Sedangkan Palabirin & Ronda dalam artikelnya memaparkan adanya perbedaan pandangan tentang pendeta berbisnis di kalangan tiga aliran gereja: gereja Injili, gereja Kharismatik, dan gereja Protestan. Beberapa gereja di kalangan gereja Injili, mengijinkan pendeta berbisnis dengan alasan untuk mencukupi kebutuhannya karena penghasilan jemaat yang sedikit. 


Kalangan gereja Kharismatik tidak membatasi hamba Tuhan penuh waktu yang berbisnis karena mereka melakukan itu semuanya itu untuk menunjang pelayanan serta membantu jemaatnya (Palabirin & Ronda, 2010). Dengan demikian, maka Alkitab sebagai sumber kebenaran yang mutlak harus dikaji untuk menjawab pro dan kontra tentang topik ini.
Membahas topik tentang entrepreneurship dan gereja, maka akan tertuju pada tokoh Alkitab bernama Paulus. 

Sebagai seorang rasul yang aktif memberitakan Injil, Paulus juga melakukan pekerjaan sebagai seorang pembuat tenda bersama Akwila dan Priskila di Korintus. Ia adalah seorang pemberita Injil sekaligus seorang entrepreneur (wirausaha). (bnd. Kis. 18:3).

Entrepreneurship sebagai Jembatan Penginjilan
Dari hasil pemaparan di atas, sangat jelas bahwa suatu profesi dapat dijadikan sebagai jembatan penginjilan. Pekabaran Injil dapat berlangsung dengan baik karena pewarta melayangkannya dengan lebih elegan dan tidak frontal. Profesi yang ditekuni akan membuat tugas pewartaan Injil lebih masuk ke dalam masyarakat, sehingga menghilangkan antipati, skeptis, dan ketidaknyamanan. “Jembatan Penginjilan” dibutuhkan sebagai media untuk menembus batas-batas yang ada antara penginjil dan obyek penginjilan. Dalam hal ini Erastus menegaskan bahwa entrepreneurship itu sendiri adalah pelayanan untuk mendukung proses keselamatan.
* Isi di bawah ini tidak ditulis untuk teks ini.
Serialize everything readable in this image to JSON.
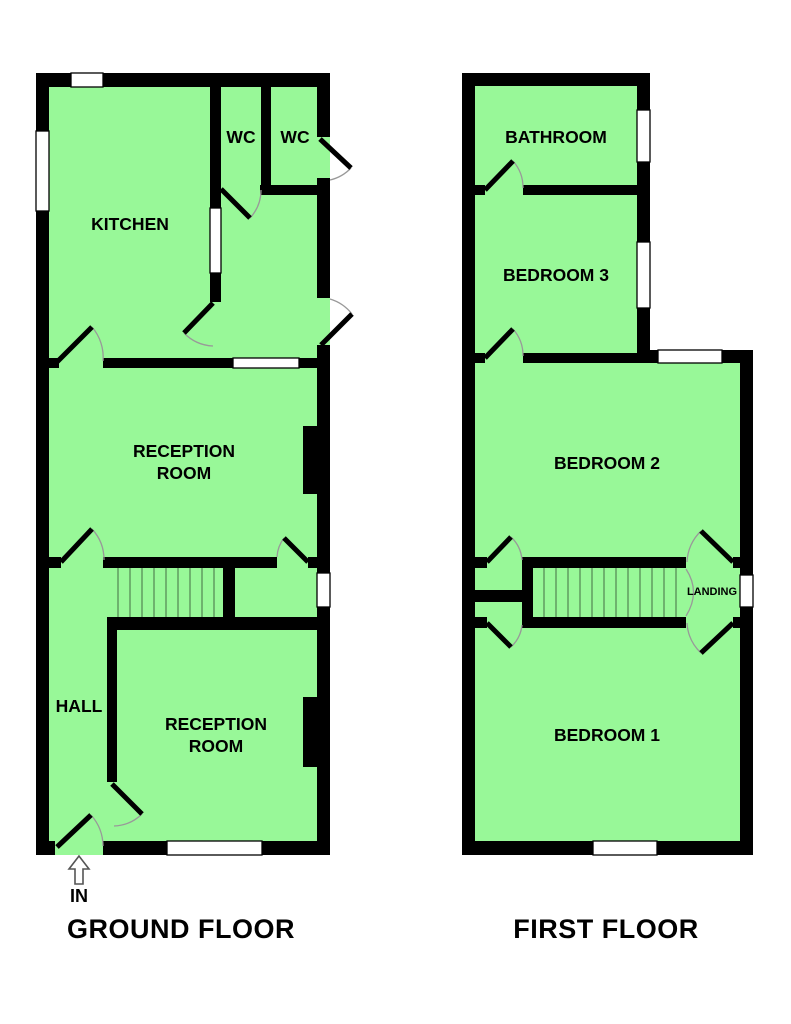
{
  "colors": {
    "room_fill": "#98f898",
    "wall": "#000000",
    "window_fill": "#ffffff",
    "stair_tread": "#4d784d",
    "door_arc": "#999999",
    "text": "#000000"
  },
  "floors": {
    "ground": {
      "title": "GROUND FLOOR",
      "entrance_label": "IN",
      "rooms": {
        "kitchen": "KITCHEN",
        "wc_left": "WC",
        "wc_right": "WC",
        "reception_mid_line1": "RECEPTION",
        "reception_mid_line2": "ROOM",
        "reception_front_line1": "RECEPTION",
        "reception_front_line2": "ROOM",
        "hall": "HALL"
      }
    },
    "first": {
      "title": "FIRST FLOOR",
      "rooms": {
        "bathroom": "BATHROOM",
        "bedroom3": "BEDROOM 3",
        "bedroom2": "BEDROOM 2",
        "bedroom1": "BEDROOM 1",
        "landing": "LANDING"
      }
    }
  }
}
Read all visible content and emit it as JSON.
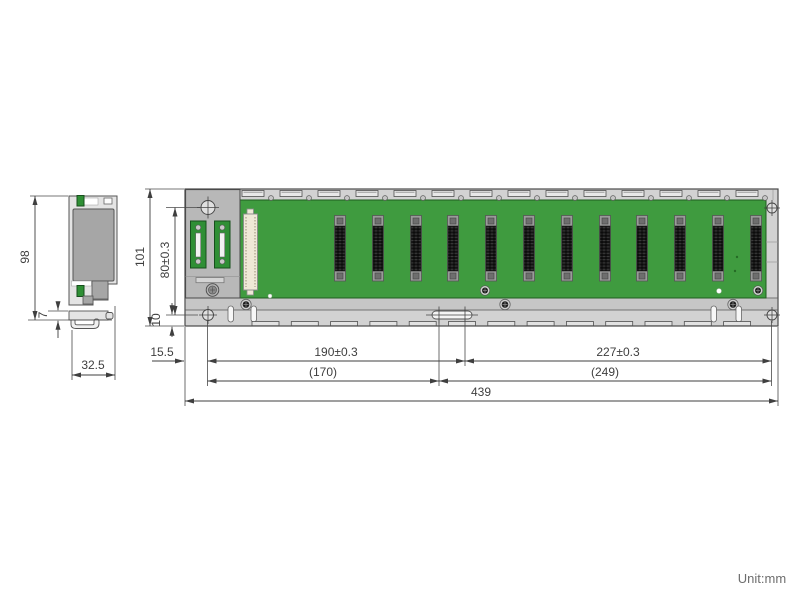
{
  "drawing": {
    "unit_note": "Unit:mm",
    "side_view": {
      "dim_height": "98",
      "dim_hook": "7",
      "dim_width": "32.5"
    },
    "front_view": {
      "dim_height": "101",
      "dim_hole_span_v": "80±0.3",
      "dim_hole_offset_v": "10",
      "dim_edge_to_hole": "15.5",
      "dim_hole_span_left": "190±0.3",
      "dim_hole_span_right": "227±0.3",
      "dim_ref_left": "(170)",
      "dim_ref_right": "(249)",
      "dim_total_width": "439",
      "io_slot_count": 12
    },
    "colors": {
      "pcb_green": "#3f9b3f",
      "connector_green": "#2f8f35",
      "frame_gray": "#d2d2d2",
      "panel_gray": "#b8b8b8",
      "body_gray": "#a6a6a6",
      "line": "#3f3f3f"
    }
  }
}
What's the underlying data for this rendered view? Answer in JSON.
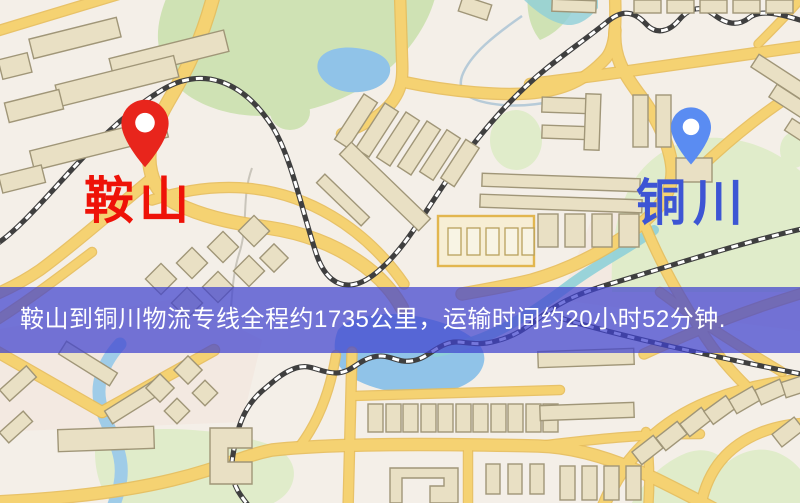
{
  "map": {
    "markers": [
      {
        "id": "origin",
        "label": "鞍山",
        "pin": "red-pin-icon"
      },
      {
        "id": "destination",
        "label": "铜川",
        "pin": "blue-pin-icon"
      }
    ],
    "colors": {
      "bg": "#f4efe8",
      "road": "#f5d272",
      "roadCasing": "#e7bd5a",
      "bldg": "#e9e0c4",
      "bldgStroke": "#a09678",
      "green": "#cfe2b4",
      "greenLight": "#e0ecca",
      "water": "#90c3e8",
      "canal": "#8fd0d8",
      "rail": "#3f3f3f",
      "bannerBg": "rgba(64,66,206,0.72)",
      "bannerText": "#ffffff",
      "pinRed": "#e8251c",
      "labelRed": "#ee1208",
      "pinBlue": "#5a8cf2",
      "labelBlue": "#3d55d4"
    }
  },
  "banner": {
    "text": "鞍山到铜川物流专线全程约1735公里，运输时间约20小时52分钟.",
    "origin": "鞍山",
    "destination": "铜川",
    "distance": "1735公里",
    "duration": "20小时52分钟"
  }
}
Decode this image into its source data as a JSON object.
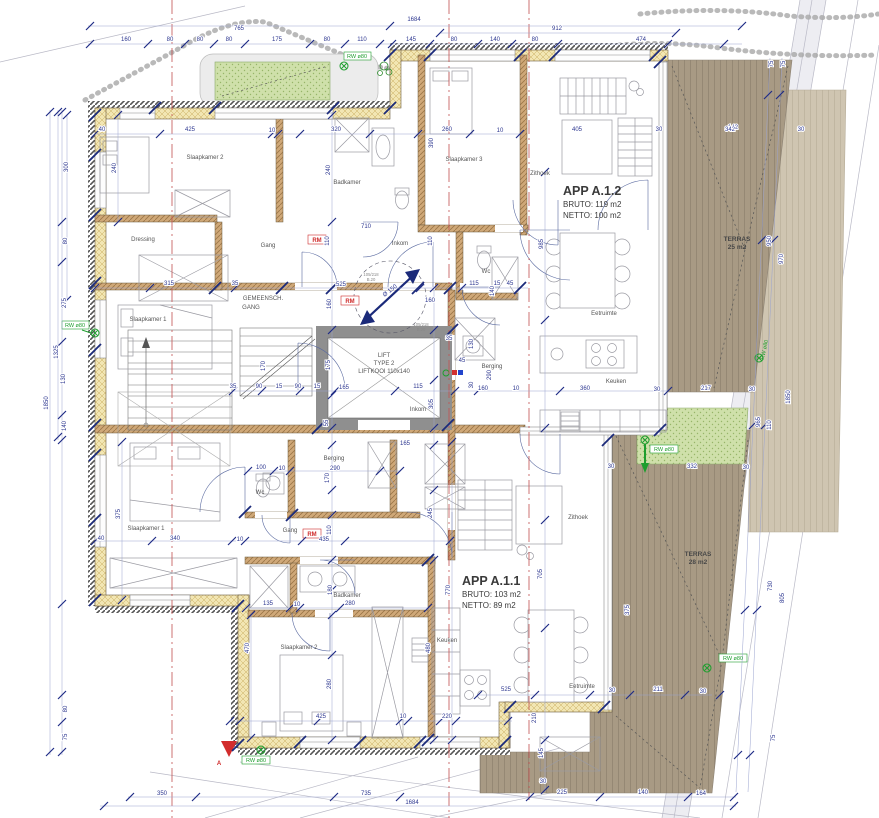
{
  "colors": {
    "dimension_text": "#2d3790",
    "wall_exterior": "#f2e6b3",
    "wall_interior": "#cfa878",
    "terrace_deck": "#a89a84",
    "terrace_light": "#cfc5b1",
    "green_roof": "#cfe0aa",
    "red_mark": "#cf2b2b",
    "green_mark": "#1e9e2e",
    "reference_line": "#c25050"
  },
  "labels": {
    "apartments": [
      {
        "t": "APP A.1.2",
        "x": 563,
        "y": 195,
        "c": "app",
        "a": "start"
      },
      {
        "t": "BRUTO: 119 m2",
        "x": 563,
        "y": 207,
        "c": "appsub",
        "a": "start"
      },
      {
        "t": "NETTO: 100 m2",
        "x": 563,
        "y": 218,
        "c": "appsub",
        "a": "start"
      },
      {
        "t": "APP A.1.1",
        "x": 462,
        "y": 585,
        "c": "app",
        "a": "start"
      },
      {
        "t": "BRUTO: 103 m2",
        "x": 462,
        "y": 597,
        "c": "appsub",
        "a": "start"
      },
      {
        "t": "NETTO: 89 m2",
        "x": 462,
        "y": 608,
        "c": "appsub",
        "a": "start"
      }
    ],
    "terraces": [
      {
        "t": "TERRAS",
        "x": 737,
        "y": 241,
        "c": "ter"
      },
      {
        "t": "25 m2",
        "x": 737,
        "y": 249,
        "c": "ter"
      },
      {
        "t": "TERRAS",
        "x": 698,
        "y": 556,
        "c": "ter"
      },
      {
        "t": "28 m2",
        "x": 698,
        "y": 564,
        "c": "ter"
      }
    ],
    "rooms": [
      {
        "t": "Slaapkamer 2",
        "x": 205,
        "y": 159,
        "c": "room"
      },
      {
        "t": "Badkamer",
        "x": 347,
        "y": 184,
        "c": "room"
      },
      {
        "t": "Slaapkamer 3",
        "x": 464,
        "y": 161,
        "c": "room"
      },
      {
        "t": "Dressing",
        "x": 143,
        "y": 241,
        "c": "room"
      },
      {
        "t": "Gang",
        "x": 268,
        "y": 247,
        "c": "room"
      },
      {
        "t": "Inkom",
        "x": 400,
        "y": 245,
        "c": "room"
      },
      {
        "t": "Zithoek",
        "x": 540,
        "y": 175,
        "c": "room"
      },
      {
        "t": "Slaapkamer 1",
        "x": 148,
        "y": 321,
        "c": "room"
      },
      {
        "t": "GEMEENSCH.",
        "x": 263,
        "y": 300,
        "c": "room"
      },
      {
        "t": "GANG",
        "x": 251,
        "y": 309,
        "c": "room"
      },
      {
        "t": "Wc",
        "x": 486,
        "y": 273,
        "c": "room"
      },
      {
        "t": "Berging",
        "x": 492,
        "y": 368,
        "c": "room"
      },
      {
        "t": "Eetruimte",
        "x": 604,
        "y": 315,
        "c": "room"
      },
      {
        "t": "Keuken",
        "x": 616,
        "y": 383,
        "c": "room"
      },
      {
        "t": "Berging",
        "x": 334,
        "y": 460,
        "c": "room"
      },
      {
        "t": "Wc",
        "x": 260,
        "y": 494,
        "c": "room"
      },
      {
        "t": "Slaapkamer 1",
        "x": 146,
        "y": 530,
        "c": "room"
      },
      {
        "t": "Gang",
        "x": 290,
        "y": 532,
        "c": "room"
      },
      {
        "t": "Inkom",
        "x": 418,
        "y": 411,
        "c": "room"
      },
      {
        "t": "Badkamer",
        "x": 347,
        "y": 597,
        "c": "room"
      },
      {
        "t": "Slaapkamer 2",
        "x": 299,
        "y": 649,
        "c": "room"
      },
      {
        "t": "Keuken",
        "x": 447,
        "y": 642,
        "c": "room"
      },
      {
        "t": "Zithoek",
        "x": 578,
        "y": 519,
        "c": "room"
      },
      {
        "t": "Eetruimte",
        "x": 582,
        "y": 688,
        "c": "room"
      }
    ],
    "lift": [
      {
        "t": "LIFT",
        "x": 384,
        "y": 357,
        "c": "lift"
      },
      {
        "t": "TYPE 2",
        "x": 384,
        "y": 365,
        "c": "lift"
      },
      {
        "t": "LIFTKOOI 110x140",
        "x": 384,
        "y": 373,
        "c": "lift"
      }
    ],
    "red_marks": [
      {
        "t": "RM",
        "x": 317,
        "y": 242,
        "c": "red"
      },
      {
        "t": "RM",
        "x": 350,
        "y": 303,
        "c": "red"
      },
      {
        "t": "RM",
        "x": 312,
        "y": 536,
        "c": "red"
      },
      {
        "t": "A",
        "x": 219,
        "y": 765,
        "c": "red"
      }
    ],
    "green_marks": [
      {
        "t": "RW ø80",
        "x": 357,
        "y": 58,
        "c": "grn"
      },
      {
        "t": "RW ø80",
        "x": 75,
        "y": 327,
        "c": "grn"
      },
      {
        "t": "RW ø80",
        "x": 766,
        "y": 350,
        "c": "grn",
        "r": -78
      },
      {
        "t": "RW ø80",
        "x": 664,
        "y": 451,
        "c": "grn"
      },
      {
        "t": "RW ø80",
        "x": 733,
        "y": 660,
        "c": "grn"
      },
      {
        "t": "RW ø80",
        "x": 256,
        "y": 762,
        "c": "grn"
      }
    ],
    "annotations": [
      {
        "t": "105/218",
        "x": 371,
        "y": 276,
        "c": "tiny"
      },
      {
        "t": "B.20",
        "x": 371,
        "y": 281,
        "c": "tiny"
      },
      {
        "t": "105/218",
        "x": 421,
        "y": 326,
        "c": "tiny"
      },
      {
        "t": "B.20",
        "x": 421,
        "y": 331,
        "c": "tiny"
      },
      {
        "t": "Ø 150",
        "x": 391,
        "y": 292,
        "c": "circ",
        "r": -38
      }
    ],
    "dimensions": [
      {
        "t": "765",
        "x": 239,
        "y": 30,
        "c": "dim"
      },
      {
        "t": "1684",
        "x": 414,
        "y": 21,
        "c": "dim"
      },
      {
        "t": "912",
        "x": 557,
        "y": 30,
        "c": "dim"
      },
      {
        "t": "160",
        "x": 126,
        "y": 41,
        "c": "dim"
      },
      {
        "t": "80",
        "x": 170,
        "y": 41,
        "c": "dim"
      },
      {
        "t": "80",
        "x": 200,
        "y": 41,
        "c": "dim"
      },
      {
        "t": "80",
        "x": 229,
        "y": 41,
        "c": "dim"
      },
      {
        "t": "175",
        "x": 277,
        "y": 41,
        "c": "dim"
      },
      {
        "t": "80",
        "x": 327,
        "y": 41,
        "c": "dim"
      },
      {
        "t": "110",
        "x": 362,
        "y": 41,
        "c": "dim"
      },
      {
        "t": "145",
        "x": 411,
        "y": 41,
        "c": "dim"
      },
      {
        "t": "80",
        "x": 454,
        "y": 41,
        "c": "dim"
      },
      {
        "t": "140",
        "x": 495,
        "y": 41,
        "c": "dim"
      },
      {
        "t": "80",
        "x": 535,
        "y": 41,
        "c": "dim"
      },
      {
        "t": "474",
        "x": 641,
        "y": 41,
        "c": "dim"
      },
      {
        "t": "142",
        "x": 733,
        "y": 129,
        "c": "dim"
      },
      {
        "t": "300",
        "x": 68,
        "y": 167,
        "c": "dim",
        "r": -90
      },
      {
        "t": "80",
        "x": 67,
        "y": 241,
        "c": "dim",
        "r": -90
      },
      {
        "t": "275",
        "x": 66,
        "y": 303,
        "c": "dim",
        "r": -90
      },
      {
        "t": "1325",
        "x": 58,
        "y": 352,
        "c": "dim",
        "r": -90
      },
      {
        "t": "130",
        "x": 65,
        "y": 379,
        "c": "dim",
        "r": -90
      },
      {
        "t": "1850",
        "x": 48,
        "y": 403,
        "c": "dim",
        "r": -90
      },
      {
        "t": "140",
        "x": 66,
        "y": 426,
        "c": "dim",
        "r": -90
      },
      {
        "t": "80",
        "x": 67,
        "y": 709,
        "c": "dim",
        "r": -90
      },
      {
        "t": "75",
        "x": 67,
        "y": 737,
        "c": "dim",
        "r": -90
      },
      {
        "t": "40",
        "x": 102,
        "y": 131,
        "c": "dim"
      },
      {
        "t": "40",
        "x": 101,
        "y": 540,
        "c": "dim"
      },
      {
        "t": "375",
        "x": 120,
        "y": 514,
        "c": "dim",
        "r": -90
      },
      {
        "t": "350",
        "x": 162,
        "y": 795,
        "c": "dim"
      },
      {
        "t": "735",
        "x": 366,
        "y": 795,
        "c": "dim"
      },
      {
        "t": "1684",
        "x": 412,
        "y": 804,
        "c": "dim"
      },
      {
        "t": "225",
        "x": 562,
        "y": 794,
        "c": "dim"
      },
      {
        "t": "140",
        "x": 643,
        "y": 794,
        "c": "dim"
      },
      {
        "t": "164",
        "x": 701,
        "y": 795,
        "c": "dim"
      },
      {
        "t": "525",
        "x": 506,
        "y": 691,
        "c": "dim"
      },
      {
        "t": "30",
        "x": 612,
        "y": 692,
        "c": "dim"
      },
      {
        "t": "211",
        "x": 658,
        "y": 691,
        "c": "dim"
      },
      {
        "t": "30",
        "x": 703,
        "y": 693,
        "c": "dim"
      },
      {
        "t": "220",
        "x": 447,
        "y": 718,
        "c": "dim"
      },
      {
        "t": "425",
        "x": 321,
        "y": 718,
        "c": "dim"
      },
      {
        "t": "10",
        "x": 403,
        "y": 718,
        "c": "dim"
      },
      {
        "t": "210",
        "x": 536,
        "y": 718,
        "c": "dim",
        "r": -90
      },
      {
        "t": "145",
        "x": 543,
        "y": 753,
        "c": "dim",
        "r": -90
      },
      {
        "t": "30",
        "x": 543,
        "y": 783,
        "c": "dim"
      },
      {
        "t": "75",
        "x": 775,
        "y": 738,
        "c": "dim",
        "r": -90
      },
      {
        "t": "30",
        "x": 659,
        "y": 131,
        "c": "dim"
      },
      {
        "t": "342",
        "x": 730,
        "y": 131,
        "c": "dim"
      },
      {
        "t": "30",
        "x": 801,
        "y": 131,
        "c": "dim"
      },
      {
        "t": "75",
        "x": 773,
        "y": 64,
        "c": "dim",
        "r": -90
      },
      {
        "t": "75",
        "x": 785,
        "y": 64,
        "c": "dim",
        "r": -90
      },
      {
        "t": "950",
        "x": 771,
        "y": 241,
        "c": "dim",
        "r": -90
      },
      {
        "t": "970",
        "x": 783,
        "y": 259,
        "c": "dim",
        "r": -90
      },
      {
        "t": "1850",
        "x": 790,
        "y": 397,
        "c": "dim",
        "r": -90
      },
      {
        "t": "110",
        "x": 771,
        "y": 425,
        "c": "dim",
        "r": -90
      },
      {
        "t": "965",
        "x": 760,
        "y": 422,
        "c": "dim",
        "r": -90
      },
      {
        "t": "30",
        "x": 752,
        "y": 391,
        "c": "dim"
      },
      {
        "t": "217",
        "x": 706,
        "y": 390,
        "c": "dim"
      },
      {
        "t": "30",
        "x": 657,
        "y": 391,
        "c": "dim"
      },
      {
        "t": "360",
        "x": 585,
        "y": 390,
        "c": "dim"
      },
      {
        "t": "332",
        "x": 692,
        "y": 468,
        "c": "dim"
      },
      {
        "t": "30",
        "x": 611,
        "y": 468,
        "c": "dim"
      },
      {
        "t": "30",
        "x": 746,
        "y": 469,
        "c": "dim"
      },
      {
        "t": "730",
        "x": 772,
        "y": 586,
        "c": "dim",
        "r": -90
      },
      {
        "t": "805",
        "x": 784,
        "y": 598,
        "c": "dim",
        "r": -90
      },
      {
        "t": "375",
        "x": 629,
        "y": 610,
        "c": "dim",
        "r": -90
      },
      {
        "t": "425",
        "x": 190,
        "y": 131,
        "c": "dim"
      },
      {
        "t": "10",
        "x": 272,
        "y": 132,
        "c": "dim"
      },
      {
        "t": "320",
        "x": 336,
        "y": 131,
        "c": "dim"
      },
      {
        "t": "260",
        "x": 447,
        "y": 131,
        "c": "dim"
      },
      {
        "t": "10",
        "x": 500,
        "y": 132,
        "c": "dim"
      },
      {
        "t": "240",
        "x": 116,
        "y": 168,
        "c": "dim",
        "r": -90
      },
      {
        "t": "240",
        "x": 330,
        "y": 170,
        "c": "dim",
        "r": -90
      },
      {
        "t": "390",
        "x": 433,
        "y": 143,
        "c": "dim",
        "r": -90
      },
      {
        "t": "405",
        "x": 577,
        "y": 131,
        "c": "dim"
      },
      {
        "t": "985",
        "x": 543,
        "y": 244,
        "c": "dim",
        "r": -90
      },
      {
        "t": "710",
        "x": 366,
        "y": 228,
        "c": "dim"
      },
      {
        "t": "315",
        "x": 169,
        "y": 285,
        "c": "dim"
      },
      {
        "t": "35",
        "x": 235,
        "y": 285,
        "c": "dim"
      },
      {
        "t": "525",
        "x": 341,
        "y": 286,
        "c": "dim"
      },
      {
        "t": "110",
        "x": 329,
        "y": 241,
        "c": "dim",
        "r": -90
      },
      {
        "t": "110",
        "x": 432,
        "y": 241,
        "c": "dim",
        "r": -90
      },
      {
        "t": "115",
        "x": 474,
        "y": 285,
        "c": "dim"
      },
      {
        "t": "15",
        "x": 497,
        "y": 285,
        "c": "dim"
      },
      {
        "t": "45",
        "x": 510,
        "y": 285,
        "c": "dim"
      },
      {
        "t": "140",
        "x": 494,
        "y": 291,
        "c": "dim",
        "r": -90
      },
      {
        "t": "160",
        "x": 331,
        "y": 304,
        "c": "dim",
        "r": -90
      },
      {
        "t": "160",
        "x": 430,
        "y": 302,
        "c": "dim"
      },
      {
        "t": "170",
        "x": 265,
        "y": 366,
        "c": "dim",
        "r": -90
      },
      {
        "t": "175",
        "x": 330,
        "y": 365,
        "c": "dim",
        "r": -90
      },
      {
        "t": "165",
        "x": 344,
        "y": 389,
        "c": "dim"
      },
      {
        "t": "115",
        "x": 418,
        "y": 388,
        "c": "dim"
      },
      {
        "t": "90",
        "x": 259,
        "y": 388,
        "c": "dim"
      },
      {
        "t": "15",
        "x": 279,
        "y": 388,
        "c": "dim"
      },
      {
        "t": "90",
        "x": 298,
        "y": 388,
        "c": "dim"
      },
      {
        "t": "15",
        "x": 317,
        "y": 388,
        "c": "dim"
      },
      {
        "t": "35",
        "x": 233,
        "y": 388,
        "c": "dim"
      },
      {
        "t": "35",
        "x": 449,
        "y": 340,
        "c": "dim"
      },
      {
        "t": "55",
        "x": 328,
        "y": 423,
        "c": "dim",
        "r": -90
      },
      {
        "t": "305",
        "x": 433,
        "y": 404,
        "c": "dim",
        "r": -90
      },
      {
        "t": "130",
        "x": 473,
        "y": 344,
        "c": "dim",
        "r": -90
      },
      {
        "t": "45",
        "x": 462,
        "y": 362,
        "c": "dim"
      },
      {
        "t": "290",
        "x": 491,
        "y": 375,
        "c": "dim",
        "r": -90
      },
      {
        "t": "30",
        "x": 473,
        "y": 385,
        "c": "dim",
        "r": -90
      },
      {
        "t": "160",
        "x": 483,
        "y": 390,
        "c": "dim"
      },
      {
        "t": "10",
        "x": 516,
        "y": 390,
        "c": "dim"
      },
      {
        "t": "165",
        "x": 405,
        "y": 445,
        "c": "dim"
      },
      {
        "t": "100",
        "x": 261,
        "y": 469,
        "c": "dim"
      },
      {
        "t": "10",
        "x": 282,
        "y": 470,
        "c": "dim"
      },
      {
        "t": "290",
        "x": 335,
        "y": 470,
        "c": "dim"
      },
      {
        "t": "170",
        "x": 329,
        "y": 478,
        "c": "dim",
        "r": -90
      },
      {
        "t": "110",
        "x": 331,
        "y": 530,
        "c": "dim",
        "r": -90
      },
      {
        "t": "435",
        "x": 324,
        "y": 541,
        "c": "dim"
      },
      {
        "t": "180",
        "x": 332,
        "y": 590,
        "c": "dim",
        "r": -90
      },
      {
        "t": "245",
        "x": 432,
        "y": 513,
        "c": "dim",
        "r": -90
      },
      {
        "t": "770",
        "x": 450,
        "y": 590,
        "c": "dim",
        "r": -90
      },
      {
        "t": "705",
        "x": 542,
        "y": 574,
        "c": "dim",
        "r": -90
      },
      {
        "t": "340",
        "x": 175,
        "y": 540,
        "c": "dim"
      },
      {
        "t": "10",
        "x": 240,
        "y": 541,
        "c": "dim"
      },
      {
        "t": "135",
        "x": 268,
        "y": 605,
        "c": "dim"
      },
      {
        "t": "10",
        "x": 297,
        "y": 606,
        "c": "dim"
      },
      {
        "t": "280",
        "x": 350,
        "y": 605,
        "c": "dim"
      },
      {
        "t": "470",
        "x": 249,
        "y": 648,
        "c": "dim",
        "r": -90
      },
      {
        "t": "280",
        "x": 331,
        "y": 684,
        "c": "dim",
        "r": -90
      },
      {
        "t": "480",
        "x": 430,
        "y": 648,
        "c": "dim",
        "r": -90
      }
    ]
  }
}
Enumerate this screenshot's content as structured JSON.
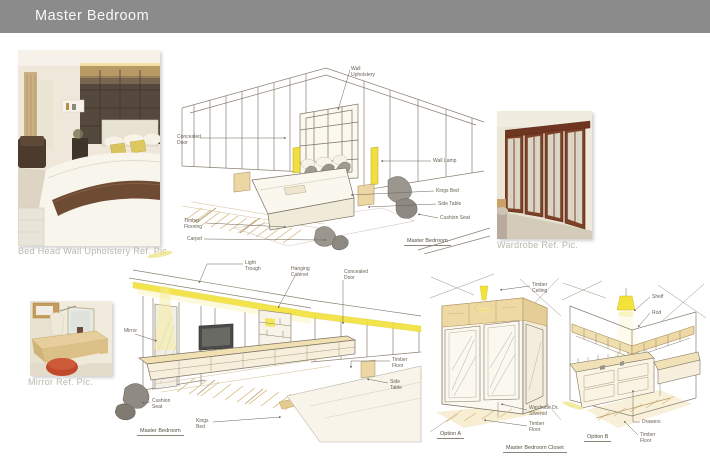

Entrepreneurship dalam Perwujudan Amanat Agung
Entrepreunership adalah bagian dari proyek Tuhan untuk mewujudkan Amanat Agung-Nya agar rencana-Nya digenapi (Sabdono, 2016). Tak berlebihan jika dikatakan bahwa William Carey (1761-1834) “Bapa Pekabaran Injil Modern “ ini dapat digolongkan sebagai seorang entrepreneur. Ia memakai metode penginjilan dengan berprofesi sebagai seorang tukang sepatu. Hasilnya Carey dapat meletakkan dasar pekabaran Injil di India. (End, 2003:318)

Entrepreneurship Membangun Ekonomi Jemaat
Praktik kewirausahaan terbukti berhasil membangun ekonomi jemaat dan menopang perkembangan pelayanan. Setidaknya, hal inilah yang dilakukan Ludwig Ingwer Nomensen (1834-1918) dalam perintisan gereja HKBP. Kegiatan kewirausahaan menjadi penunjang keberhasilan Nomensen dalam merintis gereja HKBP. Selain pemberitaan Injil, Nommensen juga memperhatikan persoalan-persoalan ekonomi; ada mesin-mesin penggiling padi, membangun jalan-jalan dan mendirikan koperasi peminjaman bung rendah. Injil mengubah seluruh kehidupan rakyat; tidak ada pemisahan antara yang “rohani”  dengan  yang “jasmani” . (End, 2003).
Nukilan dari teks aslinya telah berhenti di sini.